Dabei durften die Brieftaubenfreunde nicht nur die erfahrenen, älteren Tiere, sondern auch die Jungtauben in die Luft lassen, und sich in der dunklen Jahreszeit, wenn Ruhe im Schlag einkehrt, an die schönen Reisen der prächtigen Tiere erinnern.

Die Brieftauben wurden bei allen Wettbewerben in 2015 in Frankreich fliegen gelassen, beispielsweise in Pithiviers, Gueret, Andrezel, Rhisnes, Orléans oder Valenciennes, und legten bis über 600 Kilometer Luftlinie zum heimischen Schlag zurück.

Mit Spitzengeschwindigkeiten zwischen 120 Stundenkilometern bei optimalem Flugwetter und in etwa 60 oder 70 Kilometern pro Stunde bei Gegenwind oder Regen, sind die gefiederten Freunde unterwegs.

Mitten im Kräftesammeln für die neue Saison, die ab April startet, erhielt nun Werner Günther aus den Händen vom RV-Vorsitzenden Horst Deuse den alljährlich vergebenen Stadtpokal.

In ihrem Stammlokal bekam die Schlaggemeinschaft Schmidt und Sohn mit Günther und Udo Schmidt die Vereinspokale – und zwar für ihre ersten Plätze in der Kategorie „Altreise“ mit 53 Preisen und 20934 Preiskilometern sowie mit dem gleichen Ergebnis in der gemischten Meisterschaft mit zwei Vögeln und drei Weibchen die Vereinspokale.

Schmidt und Sohn hießen auch die Sieger beim besten „Alten Vogel“ mit zwölf Preisen, und beim Zaunbrecher-Gedächtnispokal, der die Reisen von zwei Alten, zwei Jährigen und zwei Jungen addiert, wobei die Schlaggemeinschaft 50 Preise und 17739 Preiskilometer sammelte.

Meister der Jährigen wurde Kurt Artz mit 25 Preisen und 9207 Preiskilometern, er durfte auch den Pokal als Weibchen-Meister mit 33 Preisen und 12707 Preiskilometern entgegen nehmen. Dazu wurde Artz im Rahmen des Freialdenhoven-Pokals RV-Verbandsmeister, Sieger der Meisterschaft „Die Brieftaube“, deutscher Verbandsmeister und Verbands-Jährigen-Meister.

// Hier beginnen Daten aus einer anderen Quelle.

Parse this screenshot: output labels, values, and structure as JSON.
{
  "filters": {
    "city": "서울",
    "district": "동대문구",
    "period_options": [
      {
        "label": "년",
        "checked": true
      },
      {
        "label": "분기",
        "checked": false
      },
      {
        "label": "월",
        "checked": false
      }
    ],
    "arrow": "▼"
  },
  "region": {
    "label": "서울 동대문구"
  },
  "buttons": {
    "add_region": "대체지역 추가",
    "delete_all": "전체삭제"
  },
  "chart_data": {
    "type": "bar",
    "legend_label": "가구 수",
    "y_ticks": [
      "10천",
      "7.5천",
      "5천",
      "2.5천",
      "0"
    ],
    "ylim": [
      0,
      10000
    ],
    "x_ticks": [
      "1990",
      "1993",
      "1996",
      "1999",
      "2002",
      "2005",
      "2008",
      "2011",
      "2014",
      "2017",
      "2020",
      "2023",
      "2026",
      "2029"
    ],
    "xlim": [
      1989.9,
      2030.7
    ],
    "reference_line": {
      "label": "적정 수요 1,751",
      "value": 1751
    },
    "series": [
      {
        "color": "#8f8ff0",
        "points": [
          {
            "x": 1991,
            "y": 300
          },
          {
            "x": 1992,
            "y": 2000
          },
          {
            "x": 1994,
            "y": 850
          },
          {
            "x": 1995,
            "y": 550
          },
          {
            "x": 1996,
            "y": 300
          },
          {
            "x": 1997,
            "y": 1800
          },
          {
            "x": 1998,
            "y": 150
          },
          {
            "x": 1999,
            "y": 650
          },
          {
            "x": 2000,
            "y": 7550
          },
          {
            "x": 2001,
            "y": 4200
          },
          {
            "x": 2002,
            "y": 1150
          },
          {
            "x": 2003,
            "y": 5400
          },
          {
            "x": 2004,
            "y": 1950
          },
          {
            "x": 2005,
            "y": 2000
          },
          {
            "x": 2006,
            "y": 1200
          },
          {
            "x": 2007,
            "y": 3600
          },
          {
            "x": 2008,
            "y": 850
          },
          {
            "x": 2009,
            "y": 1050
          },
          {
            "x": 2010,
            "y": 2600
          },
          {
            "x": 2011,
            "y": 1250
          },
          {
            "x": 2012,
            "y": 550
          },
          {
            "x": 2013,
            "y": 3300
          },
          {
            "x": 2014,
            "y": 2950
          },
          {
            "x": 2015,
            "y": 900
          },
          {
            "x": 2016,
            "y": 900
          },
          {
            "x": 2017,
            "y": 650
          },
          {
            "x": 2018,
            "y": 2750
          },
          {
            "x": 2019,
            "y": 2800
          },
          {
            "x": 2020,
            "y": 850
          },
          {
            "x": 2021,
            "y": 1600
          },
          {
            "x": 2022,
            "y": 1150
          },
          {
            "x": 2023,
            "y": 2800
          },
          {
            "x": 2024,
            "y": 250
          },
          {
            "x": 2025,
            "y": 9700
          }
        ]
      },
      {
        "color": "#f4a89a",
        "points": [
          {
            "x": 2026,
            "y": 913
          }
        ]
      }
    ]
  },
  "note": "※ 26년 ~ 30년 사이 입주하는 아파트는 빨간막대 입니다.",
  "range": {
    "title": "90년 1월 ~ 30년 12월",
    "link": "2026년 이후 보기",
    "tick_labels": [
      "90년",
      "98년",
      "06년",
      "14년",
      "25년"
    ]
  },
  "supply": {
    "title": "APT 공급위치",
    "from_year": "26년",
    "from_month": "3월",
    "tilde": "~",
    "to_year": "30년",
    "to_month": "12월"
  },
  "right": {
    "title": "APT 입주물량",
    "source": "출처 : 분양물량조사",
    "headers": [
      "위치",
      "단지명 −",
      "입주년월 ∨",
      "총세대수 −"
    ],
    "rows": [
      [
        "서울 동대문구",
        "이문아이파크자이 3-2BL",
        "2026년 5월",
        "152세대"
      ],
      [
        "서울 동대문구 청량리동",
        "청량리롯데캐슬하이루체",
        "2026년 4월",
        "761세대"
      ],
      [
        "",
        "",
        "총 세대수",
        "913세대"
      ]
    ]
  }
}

In der „Jungreise“ lag Kurt Artz schließlich als Meister mit 20 Preisen und 2835 Preiskilometern und deutlich mehr für die Reisegeschwindigkeit vergebenen AS-Punkten vor der Schlaggemeinschaft Schmidt und Sohn mit gleicher Preis- und Preiskilometeranzahl. Dritter wurde Heinz Pennings (16 Preise, 2397 Preiskilometer) vor Werner Günther (15 Preise, 2310 Preiskilometer), Leo Baues (15 Preise, 2274 Preiskilometer) und Toni Zaunbrecher, der den ersten Preis von Rhisnes für sich verbuchte.